Pflüger: Zunächst mal müssen sie mehr Ressourcen zur Verfügung stellen. Zum Beispiel das Triton-Schutzabkommen im Mittelmeer, das Mare Nostrum ablöst, ist natürlich kleinkariert. Absolut kleinkariert. Und es nimmt einfach den Tod vieler Menschen aus finanziellen Mitteln hin. Es müssen sichere und legalere Zugangswege nach Europa geschaffen werden. Zum Beispiel durch erweiterte Visa-Verfahren, durch Aufnahme von größeren Flüchtlingskontingenten. Die Möglichkeiten hätten wir ja. Und es muss vor allem natürlich in Gesamteuropa durchgesetzt werden und nicht nur in einzelnen Ländern. Die Verordnungen, die wir in Europa haben, sind natürlich so desparat oder werden zumindest so desparat umgesetzt, dass man von keinem einheitlichen Asylverfahren sprechen kann.
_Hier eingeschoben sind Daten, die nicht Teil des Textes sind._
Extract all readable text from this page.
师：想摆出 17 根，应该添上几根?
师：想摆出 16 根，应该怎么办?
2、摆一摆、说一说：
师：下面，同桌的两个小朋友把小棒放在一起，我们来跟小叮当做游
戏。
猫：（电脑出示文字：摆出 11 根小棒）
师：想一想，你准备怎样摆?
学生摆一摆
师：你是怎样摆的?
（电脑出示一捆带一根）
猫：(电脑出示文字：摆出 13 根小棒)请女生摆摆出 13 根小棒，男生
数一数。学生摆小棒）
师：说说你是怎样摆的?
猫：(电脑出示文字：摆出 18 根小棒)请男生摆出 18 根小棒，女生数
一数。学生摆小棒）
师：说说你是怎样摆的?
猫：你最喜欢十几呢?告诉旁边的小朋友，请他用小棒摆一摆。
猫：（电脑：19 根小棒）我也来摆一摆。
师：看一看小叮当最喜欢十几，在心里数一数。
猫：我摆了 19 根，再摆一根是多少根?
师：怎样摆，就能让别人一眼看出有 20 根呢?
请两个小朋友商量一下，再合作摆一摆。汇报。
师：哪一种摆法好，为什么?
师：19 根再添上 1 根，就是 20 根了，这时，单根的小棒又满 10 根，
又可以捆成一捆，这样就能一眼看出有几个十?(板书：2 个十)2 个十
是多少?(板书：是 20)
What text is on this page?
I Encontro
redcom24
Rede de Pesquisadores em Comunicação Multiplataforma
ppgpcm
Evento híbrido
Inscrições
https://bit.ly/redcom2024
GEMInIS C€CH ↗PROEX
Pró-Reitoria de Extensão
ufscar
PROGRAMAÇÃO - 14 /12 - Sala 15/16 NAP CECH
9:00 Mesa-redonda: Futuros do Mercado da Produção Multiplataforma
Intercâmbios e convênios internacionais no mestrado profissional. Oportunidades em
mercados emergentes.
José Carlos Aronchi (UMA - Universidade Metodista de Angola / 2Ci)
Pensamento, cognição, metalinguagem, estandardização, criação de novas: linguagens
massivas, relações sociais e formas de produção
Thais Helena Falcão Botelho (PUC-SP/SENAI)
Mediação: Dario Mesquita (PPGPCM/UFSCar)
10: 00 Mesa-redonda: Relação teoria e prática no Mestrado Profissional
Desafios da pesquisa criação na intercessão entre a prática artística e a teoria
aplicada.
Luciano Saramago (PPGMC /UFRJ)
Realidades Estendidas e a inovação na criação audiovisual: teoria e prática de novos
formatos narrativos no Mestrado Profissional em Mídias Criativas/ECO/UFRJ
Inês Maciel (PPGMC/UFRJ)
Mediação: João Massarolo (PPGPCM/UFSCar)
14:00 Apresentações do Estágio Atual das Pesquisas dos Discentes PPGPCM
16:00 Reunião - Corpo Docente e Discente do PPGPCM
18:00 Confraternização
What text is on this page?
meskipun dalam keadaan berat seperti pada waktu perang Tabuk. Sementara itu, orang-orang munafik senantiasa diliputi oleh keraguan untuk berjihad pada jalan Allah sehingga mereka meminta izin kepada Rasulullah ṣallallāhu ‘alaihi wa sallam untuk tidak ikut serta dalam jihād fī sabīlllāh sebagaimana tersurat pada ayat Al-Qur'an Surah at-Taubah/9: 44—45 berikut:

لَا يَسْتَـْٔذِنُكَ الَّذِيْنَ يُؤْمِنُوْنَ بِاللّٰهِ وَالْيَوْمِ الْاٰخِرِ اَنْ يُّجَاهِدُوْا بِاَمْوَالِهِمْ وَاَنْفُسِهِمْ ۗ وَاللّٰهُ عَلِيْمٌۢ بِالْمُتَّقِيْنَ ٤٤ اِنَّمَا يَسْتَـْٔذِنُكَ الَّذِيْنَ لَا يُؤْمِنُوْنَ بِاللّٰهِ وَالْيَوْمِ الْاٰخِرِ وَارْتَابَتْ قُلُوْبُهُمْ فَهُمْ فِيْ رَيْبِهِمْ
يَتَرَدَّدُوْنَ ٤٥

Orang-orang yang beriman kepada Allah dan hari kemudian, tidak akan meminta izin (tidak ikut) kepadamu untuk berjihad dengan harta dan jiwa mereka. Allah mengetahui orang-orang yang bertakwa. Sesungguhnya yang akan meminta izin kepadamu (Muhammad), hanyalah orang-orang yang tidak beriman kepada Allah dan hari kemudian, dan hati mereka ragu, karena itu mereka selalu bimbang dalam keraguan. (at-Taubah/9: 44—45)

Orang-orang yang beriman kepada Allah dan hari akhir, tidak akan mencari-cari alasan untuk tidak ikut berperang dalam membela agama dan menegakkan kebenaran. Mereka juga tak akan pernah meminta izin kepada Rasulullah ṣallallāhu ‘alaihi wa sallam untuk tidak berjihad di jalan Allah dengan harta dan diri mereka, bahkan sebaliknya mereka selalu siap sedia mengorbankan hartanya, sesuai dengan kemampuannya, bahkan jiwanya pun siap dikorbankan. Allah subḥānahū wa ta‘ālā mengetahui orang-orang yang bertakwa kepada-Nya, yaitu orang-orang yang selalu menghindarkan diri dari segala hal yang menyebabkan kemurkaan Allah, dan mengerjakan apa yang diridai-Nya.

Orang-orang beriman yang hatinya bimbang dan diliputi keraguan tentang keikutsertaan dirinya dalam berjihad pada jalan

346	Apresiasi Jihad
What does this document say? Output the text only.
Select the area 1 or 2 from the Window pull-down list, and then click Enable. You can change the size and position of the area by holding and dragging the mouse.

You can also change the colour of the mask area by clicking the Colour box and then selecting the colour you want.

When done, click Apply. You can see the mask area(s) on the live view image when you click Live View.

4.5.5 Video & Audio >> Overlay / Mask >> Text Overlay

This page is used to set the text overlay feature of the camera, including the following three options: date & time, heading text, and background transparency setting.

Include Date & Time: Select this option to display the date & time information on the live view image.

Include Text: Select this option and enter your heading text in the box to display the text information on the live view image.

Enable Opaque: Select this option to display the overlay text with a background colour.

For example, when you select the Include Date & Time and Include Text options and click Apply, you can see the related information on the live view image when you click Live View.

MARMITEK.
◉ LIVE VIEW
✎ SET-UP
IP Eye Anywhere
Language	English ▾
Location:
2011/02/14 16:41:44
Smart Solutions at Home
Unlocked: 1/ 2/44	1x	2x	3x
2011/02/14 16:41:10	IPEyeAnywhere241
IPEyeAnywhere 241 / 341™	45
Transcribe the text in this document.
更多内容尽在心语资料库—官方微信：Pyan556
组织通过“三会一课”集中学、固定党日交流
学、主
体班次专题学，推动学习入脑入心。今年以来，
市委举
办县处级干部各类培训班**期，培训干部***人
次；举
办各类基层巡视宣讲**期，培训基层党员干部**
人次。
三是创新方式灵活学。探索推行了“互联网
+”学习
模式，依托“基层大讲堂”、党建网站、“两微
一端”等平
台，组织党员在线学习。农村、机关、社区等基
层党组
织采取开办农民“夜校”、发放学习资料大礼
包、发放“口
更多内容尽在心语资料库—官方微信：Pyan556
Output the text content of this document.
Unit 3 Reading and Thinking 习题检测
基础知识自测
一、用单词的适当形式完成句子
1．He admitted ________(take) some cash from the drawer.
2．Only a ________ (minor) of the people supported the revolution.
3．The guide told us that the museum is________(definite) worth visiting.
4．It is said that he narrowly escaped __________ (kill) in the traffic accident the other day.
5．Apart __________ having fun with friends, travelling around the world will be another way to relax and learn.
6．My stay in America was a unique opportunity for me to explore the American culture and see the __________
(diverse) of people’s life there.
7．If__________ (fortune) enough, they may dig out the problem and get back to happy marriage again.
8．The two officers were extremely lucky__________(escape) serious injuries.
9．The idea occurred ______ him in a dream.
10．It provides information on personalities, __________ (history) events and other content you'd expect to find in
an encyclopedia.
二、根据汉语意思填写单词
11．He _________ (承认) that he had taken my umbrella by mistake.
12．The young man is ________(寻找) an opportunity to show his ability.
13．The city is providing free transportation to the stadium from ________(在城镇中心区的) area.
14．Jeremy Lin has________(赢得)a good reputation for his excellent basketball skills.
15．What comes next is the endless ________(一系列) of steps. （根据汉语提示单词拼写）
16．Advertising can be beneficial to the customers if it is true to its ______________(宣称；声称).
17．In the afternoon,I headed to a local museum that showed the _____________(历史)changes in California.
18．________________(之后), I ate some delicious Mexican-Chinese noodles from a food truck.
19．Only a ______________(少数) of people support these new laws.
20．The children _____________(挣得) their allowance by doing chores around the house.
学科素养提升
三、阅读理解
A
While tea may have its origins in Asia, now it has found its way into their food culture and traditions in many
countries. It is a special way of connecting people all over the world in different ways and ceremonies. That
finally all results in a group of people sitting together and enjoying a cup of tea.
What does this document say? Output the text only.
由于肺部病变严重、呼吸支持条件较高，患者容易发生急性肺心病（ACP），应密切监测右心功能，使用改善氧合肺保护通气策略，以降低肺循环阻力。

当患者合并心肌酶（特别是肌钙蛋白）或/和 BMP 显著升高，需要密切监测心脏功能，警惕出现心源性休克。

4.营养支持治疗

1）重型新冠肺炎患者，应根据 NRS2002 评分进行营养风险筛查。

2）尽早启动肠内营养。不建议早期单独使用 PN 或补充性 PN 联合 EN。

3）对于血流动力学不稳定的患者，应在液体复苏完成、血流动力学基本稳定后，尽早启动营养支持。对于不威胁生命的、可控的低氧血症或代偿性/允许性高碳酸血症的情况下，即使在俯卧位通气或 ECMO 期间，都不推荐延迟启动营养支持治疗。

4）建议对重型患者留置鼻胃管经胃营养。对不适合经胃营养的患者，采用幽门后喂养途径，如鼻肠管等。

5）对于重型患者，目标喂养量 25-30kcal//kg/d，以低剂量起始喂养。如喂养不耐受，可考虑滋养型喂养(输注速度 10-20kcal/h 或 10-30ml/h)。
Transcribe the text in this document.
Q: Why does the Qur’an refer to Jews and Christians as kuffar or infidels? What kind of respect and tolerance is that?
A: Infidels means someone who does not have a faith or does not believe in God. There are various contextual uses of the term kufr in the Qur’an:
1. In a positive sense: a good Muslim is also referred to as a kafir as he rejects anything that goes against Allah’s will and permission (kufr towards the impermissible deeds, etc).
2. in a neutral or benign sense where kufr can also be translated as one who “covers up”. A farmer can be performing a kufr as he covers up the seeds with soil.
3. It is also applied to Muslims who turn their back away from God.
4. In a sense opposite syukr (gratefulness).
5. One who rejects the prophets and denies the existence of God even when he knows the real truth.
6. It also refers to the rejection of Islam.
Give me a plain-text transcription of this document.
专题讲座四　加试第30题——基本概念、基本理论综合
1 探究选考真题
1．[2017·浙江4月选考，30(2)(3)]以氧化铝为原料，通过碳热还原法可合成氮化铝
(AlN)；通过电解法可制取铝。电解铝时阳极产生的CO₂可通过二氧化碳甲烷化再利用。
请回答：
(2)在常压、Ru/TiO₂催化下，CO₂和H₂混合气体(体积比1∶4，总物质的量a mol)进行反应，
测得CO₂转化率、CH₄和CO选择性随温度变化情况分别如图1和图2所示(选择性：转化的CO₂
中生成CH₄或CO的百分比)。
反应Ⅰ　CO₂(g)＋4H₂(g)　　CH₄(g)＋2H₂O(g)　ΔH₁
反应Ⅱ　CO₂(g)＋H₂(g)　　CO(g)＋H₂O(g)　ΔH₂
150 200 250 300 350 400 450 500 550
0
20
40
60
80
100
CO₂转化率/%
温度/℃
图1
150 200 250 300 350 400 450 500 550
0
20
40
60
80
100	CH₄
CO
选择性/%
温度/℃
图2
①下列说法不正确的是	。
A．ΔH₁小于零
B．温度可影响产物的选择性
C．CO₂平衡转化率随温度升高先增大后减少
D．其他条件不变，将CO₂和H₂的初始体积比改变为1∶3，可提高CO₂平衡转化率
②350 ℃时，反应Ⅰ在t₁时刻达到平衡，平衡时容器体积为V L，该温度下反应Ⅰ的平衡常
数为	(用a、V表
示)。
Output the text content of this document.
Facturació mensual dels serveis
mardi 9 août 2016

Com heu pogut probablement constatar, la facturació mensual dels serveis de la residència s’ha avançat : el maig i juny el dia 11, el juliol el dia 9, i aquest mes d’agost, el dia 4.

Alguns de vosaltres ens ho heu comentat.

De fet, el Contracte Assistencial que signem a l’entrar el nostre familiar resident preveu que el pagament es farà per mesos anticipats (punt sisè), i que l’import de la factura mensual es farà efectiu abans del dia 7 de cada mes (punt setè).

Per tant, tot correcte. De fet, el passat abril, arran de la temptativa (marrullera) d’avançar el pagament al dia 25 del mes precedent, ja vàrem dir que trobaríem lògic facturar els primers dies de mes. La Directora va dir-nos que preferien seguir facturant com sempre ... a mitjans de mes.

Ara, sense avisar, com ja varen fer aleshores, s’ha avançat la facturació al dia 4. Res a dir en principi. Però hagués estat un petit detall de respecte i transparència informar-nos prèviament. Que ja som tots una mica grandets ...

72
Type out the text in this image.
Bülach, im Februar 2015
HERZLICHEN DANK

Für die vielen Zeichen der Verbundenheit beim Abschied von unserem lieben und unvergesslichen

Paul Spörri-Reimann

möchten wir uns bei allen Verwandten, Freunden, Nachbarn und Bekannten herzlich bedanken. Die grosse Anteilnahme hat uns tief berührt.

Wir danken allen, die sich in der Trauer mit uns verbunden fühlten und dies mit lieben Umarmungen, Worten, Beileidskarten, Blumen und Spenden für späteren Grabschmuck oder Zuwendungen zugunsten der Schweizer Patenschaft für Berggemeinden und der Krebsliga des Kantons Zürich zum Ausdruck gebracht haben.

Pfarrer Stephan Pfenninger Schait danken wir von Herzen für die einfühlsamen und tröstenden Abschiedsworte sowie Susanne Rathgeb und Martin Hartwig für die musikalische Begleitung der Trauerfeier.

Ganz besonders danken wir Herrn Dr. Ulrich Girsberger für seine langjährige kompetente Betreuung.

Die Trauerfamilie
Da wären ganz große Dinge noch zu tun.

Das Gespräch führte Hilde Regeniter. Äußerungen unserer Gesprächspartner geben deren eigene Auffassungen wieder. Weder domradio.de noch das Erzbistum Köln machen sich Äußerungen der Gesprächspartner in Interviews und Diskussionen zu eigen.